Programs designed to effect actual change from the top to the bottom of the corporate ladder, rather than simply pursuing political correctness or legal requirements, are required to right long-standing wrongs. We must recognize the efforts of companies that are already taking steps to increase women's representation in the workforce and encourage others to follow suit.
For example, the Microsoft Africa Development Centre has already launched notable initiatives to support the education and skilling of girls and women in order to increase their representation at all levels of the tech world.

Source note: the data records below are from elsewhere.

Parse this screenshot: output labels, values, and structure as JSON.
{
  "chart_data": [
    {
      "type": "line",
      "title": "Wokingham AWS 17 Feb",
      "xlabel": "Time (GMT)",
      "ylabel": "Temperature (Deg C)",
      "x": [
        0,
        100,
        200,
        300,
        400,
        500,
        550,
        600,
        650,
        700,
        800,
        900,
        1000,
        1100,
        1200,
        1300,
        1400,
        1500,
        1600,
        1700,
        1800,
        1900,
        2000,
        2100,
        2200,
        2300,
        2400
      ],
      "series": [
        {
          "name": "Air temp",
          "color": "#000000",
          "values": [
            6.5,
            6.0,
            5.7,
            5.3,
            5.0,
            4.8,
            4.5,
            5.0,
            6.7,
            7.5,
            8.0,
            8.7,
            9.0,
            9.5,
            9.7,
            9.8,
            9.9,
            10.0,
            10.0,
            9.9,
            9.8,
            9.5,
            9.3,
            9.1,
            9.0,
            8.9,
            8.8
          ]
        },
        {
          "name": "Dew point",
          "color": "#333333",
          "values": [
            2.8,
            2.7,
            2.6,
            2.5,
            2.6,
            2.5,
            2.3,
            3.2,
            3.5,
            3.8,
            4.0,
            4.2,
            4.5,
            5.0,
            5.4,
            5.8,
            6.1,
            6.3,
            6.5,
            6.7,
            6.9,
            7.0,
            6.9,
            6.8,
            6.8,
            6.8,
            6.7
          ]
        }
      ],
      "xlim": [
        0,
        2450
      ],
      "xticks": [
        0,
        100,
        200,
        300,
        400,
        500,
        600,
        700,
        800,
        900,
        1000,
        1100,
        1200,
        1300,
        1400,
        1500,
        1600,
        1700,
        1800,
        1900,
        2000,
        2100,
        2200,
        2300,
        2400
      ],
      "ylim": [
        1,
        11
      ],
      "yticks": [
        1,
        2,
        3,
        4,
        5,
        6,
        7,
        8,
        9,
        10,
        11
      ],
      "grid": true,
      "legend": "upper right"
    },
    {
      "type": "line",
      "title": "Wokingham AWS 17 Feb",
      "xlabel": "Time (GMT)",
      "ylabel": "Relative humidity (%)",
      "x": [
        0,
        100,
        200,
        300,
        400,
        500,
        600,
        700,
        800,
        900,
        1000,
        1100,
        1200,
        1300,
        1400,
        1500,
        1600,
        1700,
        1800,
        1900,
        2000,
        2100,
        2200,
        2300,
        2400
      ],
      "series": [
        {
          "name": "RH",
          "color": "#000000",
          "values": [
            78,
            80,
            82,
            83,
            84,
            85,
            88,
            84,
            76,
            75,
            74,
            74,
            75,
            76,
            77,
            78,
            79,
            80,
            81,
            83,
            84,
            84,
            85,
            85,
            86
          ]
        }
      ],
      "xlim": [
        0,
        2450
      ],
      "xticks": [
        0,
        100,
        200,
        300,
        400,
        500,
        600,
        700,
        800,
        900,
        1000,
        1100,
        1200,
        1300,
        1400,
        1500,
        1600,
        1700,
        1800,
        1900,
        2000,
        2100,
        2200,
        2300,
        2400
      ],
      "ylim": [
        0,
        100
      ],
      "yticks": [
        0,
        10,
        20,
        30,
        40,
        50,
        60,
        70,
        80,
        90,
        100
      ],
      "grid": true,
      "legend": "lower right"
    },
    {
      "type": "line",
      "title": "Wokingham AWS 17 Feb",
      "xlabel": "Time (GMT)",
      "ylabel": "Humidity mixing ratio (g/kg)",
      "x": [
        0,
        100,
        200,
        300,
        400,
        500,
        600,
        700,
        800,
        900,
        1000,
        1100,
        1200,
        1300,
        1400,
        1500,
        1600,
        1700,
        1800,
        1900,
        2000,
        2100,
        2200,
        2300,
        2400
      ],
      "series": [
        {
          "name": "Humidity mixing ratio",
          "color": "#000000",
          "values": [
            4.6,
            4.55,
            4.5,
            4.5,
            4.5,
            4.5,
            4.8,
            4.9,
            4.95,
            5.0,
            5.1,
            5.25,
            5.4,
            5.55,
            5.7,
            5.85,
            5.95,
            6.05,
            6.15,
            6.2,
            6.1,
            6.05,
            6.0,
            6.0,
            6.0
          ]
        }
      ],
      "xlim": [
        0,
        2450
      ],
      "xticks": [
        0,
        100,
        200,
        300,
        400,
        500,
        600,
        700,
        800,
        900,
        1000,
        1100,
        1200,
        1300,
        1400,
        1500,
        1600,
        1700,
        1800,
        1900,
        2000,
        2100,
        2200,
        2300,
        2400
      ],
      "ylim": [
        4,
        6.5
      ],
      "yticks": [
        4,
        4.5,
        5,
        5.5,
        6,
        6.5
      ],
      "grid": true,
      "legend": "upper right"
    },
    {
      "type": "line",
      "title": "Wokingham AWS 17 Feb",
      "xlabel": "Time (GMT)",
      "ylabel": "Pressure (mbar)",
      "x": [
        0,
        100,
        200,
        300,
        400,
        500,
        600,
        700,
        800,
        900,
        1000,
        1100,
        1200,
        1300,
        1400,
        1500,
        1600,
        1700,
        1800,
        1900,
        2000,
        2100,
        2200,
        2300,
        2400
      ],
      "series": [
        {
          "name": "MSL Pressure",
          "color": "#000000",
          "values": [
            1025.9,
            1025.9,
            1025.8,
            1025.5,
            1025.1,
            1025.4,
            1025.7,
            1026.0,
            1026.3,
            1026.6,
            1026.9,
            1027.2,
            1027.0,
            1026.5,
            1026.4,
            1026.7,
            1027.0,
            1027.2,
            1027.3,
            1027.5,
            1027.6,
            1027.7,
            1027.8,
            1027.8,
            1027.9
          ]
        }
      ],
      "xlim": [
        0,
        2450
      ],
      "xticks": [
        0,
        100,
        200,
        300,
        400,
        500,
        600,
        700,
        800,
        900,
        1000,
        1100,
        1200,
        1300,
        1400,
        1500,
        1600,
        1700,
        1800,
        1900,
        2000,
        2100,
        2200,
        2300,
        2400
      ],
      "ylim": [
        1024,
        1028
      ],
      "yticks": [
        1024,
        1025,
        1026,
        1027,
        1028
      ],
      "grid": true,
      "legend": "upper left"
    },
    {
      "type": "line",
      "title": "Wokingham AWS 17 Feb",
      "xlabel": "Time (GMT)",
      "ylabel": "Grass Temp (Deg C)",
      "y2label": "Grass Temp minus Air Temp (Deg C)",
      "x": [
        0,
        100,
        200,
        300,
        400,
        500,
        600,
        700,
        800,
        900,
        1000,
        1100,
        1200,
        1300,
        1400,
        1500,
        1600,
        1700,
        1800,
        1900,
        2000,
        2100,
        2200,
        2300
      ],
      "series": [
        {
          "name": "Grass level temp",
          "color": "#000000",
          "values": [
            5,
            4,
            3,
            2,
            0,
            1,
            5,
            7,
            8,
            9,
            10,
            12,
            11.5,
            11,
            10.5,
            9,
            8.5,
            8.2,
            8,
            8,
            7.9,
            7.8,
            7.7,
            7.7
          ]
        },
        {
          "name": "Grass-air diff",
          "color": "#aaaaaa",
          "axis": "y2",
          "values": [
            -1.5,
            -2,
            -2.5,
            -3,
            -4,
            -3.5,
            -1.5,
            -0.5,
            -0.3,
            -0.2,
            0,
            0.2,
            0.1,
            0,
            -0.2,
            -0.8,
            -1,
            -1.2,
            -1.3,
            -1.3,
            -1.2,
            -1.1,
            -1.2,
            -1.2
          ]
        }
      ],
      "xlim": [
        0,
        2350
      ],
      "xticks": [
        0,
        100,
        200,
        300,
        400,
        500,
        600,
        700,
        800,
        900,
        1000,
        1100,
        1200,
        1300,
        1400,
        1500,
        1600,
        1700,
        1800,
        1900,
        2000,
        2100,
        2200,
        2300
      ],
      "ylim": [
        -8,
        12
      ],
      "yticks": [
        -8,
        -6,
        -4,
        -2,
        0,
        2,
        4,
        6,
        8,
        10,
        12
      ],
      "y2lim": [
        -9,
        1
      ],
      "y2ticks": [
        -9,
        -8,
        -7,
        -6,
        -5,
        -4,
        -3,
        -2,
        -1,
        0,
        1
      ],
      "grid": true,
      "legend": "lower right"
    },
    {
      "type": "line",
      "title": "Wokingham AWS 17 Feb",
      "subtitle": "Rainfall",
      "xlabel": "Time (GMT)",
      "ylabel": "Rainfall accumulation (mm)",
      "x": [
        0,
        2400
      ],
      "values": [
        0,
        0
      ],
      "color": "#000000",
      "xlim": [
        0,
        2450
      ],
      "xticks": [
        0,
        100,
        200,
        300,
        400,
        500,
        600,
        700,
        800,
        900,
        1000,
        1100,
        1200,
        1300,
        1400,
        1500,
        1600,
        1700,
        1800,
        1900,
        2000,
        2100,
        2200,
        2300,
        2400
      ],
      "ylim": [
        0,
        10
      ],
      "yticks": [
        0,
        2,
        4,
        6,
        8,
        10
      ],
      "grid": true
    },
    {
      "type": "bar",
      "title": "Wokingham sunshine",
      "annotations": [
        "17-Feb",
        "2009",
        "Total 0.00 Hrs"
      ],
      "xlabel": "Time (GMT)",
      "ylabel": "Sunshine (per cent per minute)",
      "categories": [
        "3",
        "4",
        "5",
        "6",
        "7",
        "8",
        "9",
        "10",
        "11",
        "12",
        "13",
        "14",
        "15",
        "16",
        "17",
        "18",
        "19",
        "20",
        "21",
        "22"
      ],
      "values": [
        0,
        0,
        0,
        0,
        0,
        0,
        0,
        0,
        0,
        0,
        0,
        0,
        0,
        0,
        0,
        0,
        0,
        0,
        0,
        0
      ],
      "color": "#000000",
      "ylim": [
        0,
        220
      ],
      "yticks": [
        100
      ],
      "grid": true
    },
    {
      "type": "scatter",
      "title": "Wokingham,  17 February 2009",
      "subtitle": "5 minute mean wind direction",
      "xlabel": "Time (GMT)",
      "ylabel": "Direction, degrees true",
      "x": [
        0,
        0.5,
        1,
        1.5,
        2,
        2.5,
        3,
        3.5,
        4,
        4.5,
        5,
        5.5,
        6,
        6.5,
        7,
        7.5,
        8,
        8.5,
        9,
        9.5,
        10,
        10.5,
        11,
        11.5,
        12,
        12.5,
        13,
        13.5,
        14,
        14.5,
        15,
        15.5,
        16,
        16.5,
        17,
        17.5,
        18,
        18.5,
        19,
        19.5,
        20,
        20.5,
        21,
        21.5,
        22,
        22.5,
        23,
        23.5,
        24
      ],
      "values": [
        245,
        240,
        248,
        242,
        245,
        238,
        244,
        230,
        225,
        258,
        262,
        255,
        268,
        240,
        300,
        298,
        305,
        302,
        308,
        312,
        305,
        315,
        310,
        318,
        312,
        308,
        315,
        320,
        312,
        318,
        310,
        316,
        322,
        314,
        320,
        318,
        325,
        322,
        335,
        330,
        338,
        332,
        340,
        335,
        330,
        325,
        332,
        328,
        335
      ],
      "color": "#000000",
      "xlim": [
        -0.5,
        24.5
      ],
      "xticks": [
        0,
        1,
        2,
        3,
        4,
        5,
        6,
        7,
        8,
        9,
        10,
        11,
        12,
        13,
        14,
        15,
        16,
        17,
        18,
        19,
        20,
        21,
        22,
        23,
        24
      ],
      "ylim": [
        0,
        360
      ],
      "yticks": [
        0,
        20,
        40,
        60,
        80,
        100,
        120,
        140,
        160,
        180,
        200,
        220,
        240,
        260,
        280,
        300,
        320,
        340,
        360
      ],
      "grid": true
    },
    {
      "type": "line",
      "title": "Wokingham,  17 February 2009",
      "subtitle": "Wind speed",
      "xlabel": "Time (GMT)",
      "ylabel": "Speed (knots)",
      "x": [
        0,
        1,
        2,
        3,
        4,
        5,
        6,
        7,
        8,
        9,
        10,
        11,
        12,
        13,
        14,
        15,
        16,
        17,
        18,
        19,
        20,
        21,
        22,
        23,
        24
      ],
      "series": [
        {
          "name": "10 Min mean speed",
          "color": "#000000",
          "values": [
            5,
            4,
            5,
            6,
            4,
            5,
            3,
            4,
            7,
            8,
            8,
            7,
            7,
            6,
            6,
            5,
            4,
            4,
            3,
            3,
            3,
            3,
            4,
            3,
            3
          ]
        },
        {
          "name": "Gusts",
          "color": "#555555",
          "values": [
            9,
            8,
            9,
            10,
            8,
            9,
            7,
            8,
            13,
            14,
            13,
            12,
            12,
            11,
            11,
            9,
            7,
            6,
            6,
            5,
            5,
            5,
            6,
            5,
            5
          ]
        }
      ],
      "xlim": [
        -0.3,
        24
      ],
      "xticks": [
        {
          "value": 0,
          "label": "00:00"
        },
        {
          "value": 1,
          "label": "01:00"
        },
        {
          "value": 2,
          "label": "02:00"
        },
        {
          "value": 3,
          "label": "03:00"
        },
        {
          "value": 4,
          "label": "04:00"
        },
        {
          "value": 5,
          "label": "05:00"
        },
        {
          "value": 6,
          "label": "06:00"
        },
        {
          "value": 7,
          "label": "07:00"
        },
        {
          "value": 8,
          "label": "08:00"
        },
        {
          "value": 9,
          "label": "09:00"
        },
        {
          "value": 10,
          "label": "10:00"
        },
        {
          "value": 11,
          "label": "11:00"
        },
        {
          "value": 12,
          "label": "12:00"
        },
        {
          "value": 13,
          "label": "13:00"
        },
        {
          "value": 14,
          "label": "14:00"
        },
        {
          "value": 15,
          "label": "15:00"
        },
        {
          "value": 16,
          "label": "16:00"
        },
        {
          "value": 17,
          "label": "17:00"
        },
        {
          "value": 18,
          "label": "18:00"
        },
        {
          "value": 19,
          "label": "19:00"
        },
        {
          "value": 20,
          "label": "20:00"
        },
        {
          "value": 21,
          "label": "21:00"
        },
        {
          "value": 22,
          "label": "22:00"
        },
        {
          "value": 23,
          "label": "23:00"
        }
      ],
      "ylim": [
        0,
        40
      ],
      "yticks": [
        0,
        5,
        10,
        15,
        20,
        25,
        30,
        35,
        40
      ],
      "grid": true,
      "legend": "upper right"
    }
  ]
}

Microsoft, for example, is improving mentorship and upskilling for women already pursuing careers in tech through partnerships with Women In Software Engineering (WISE) Mentorship Programme, Wentors, and Tech4Dev, and creating interest in the field for young girls through initiatives like DigiGirlz.
Additional challenges, such as women leaving the workforce to care for their families, can now be addressed through policies that encourage remote work, allowing parents to work from wherever they are and reducing commute times.
Women in top leadership positions are important not only for bottom lines and corporate performance. Women on boards and in the C-Suite are powerful motivators for young girls. Visible role models are like a bright star in a dark sky, pointing girls and young women in the right direction.
While the progress made thus far is commendable, it is not time to rest on our laurels because there is still much work to be done in changing attitudes and culture regarding women's consideration for C-suite and boardroom seats.
As the world works to achieve various environmental, social, and governance goals, including improving parity, inclusivity must be deliberately and systematically integrated into corporate DNA in ways that allow women's unique perspectives, experiences, and values to contribute to corporate direction.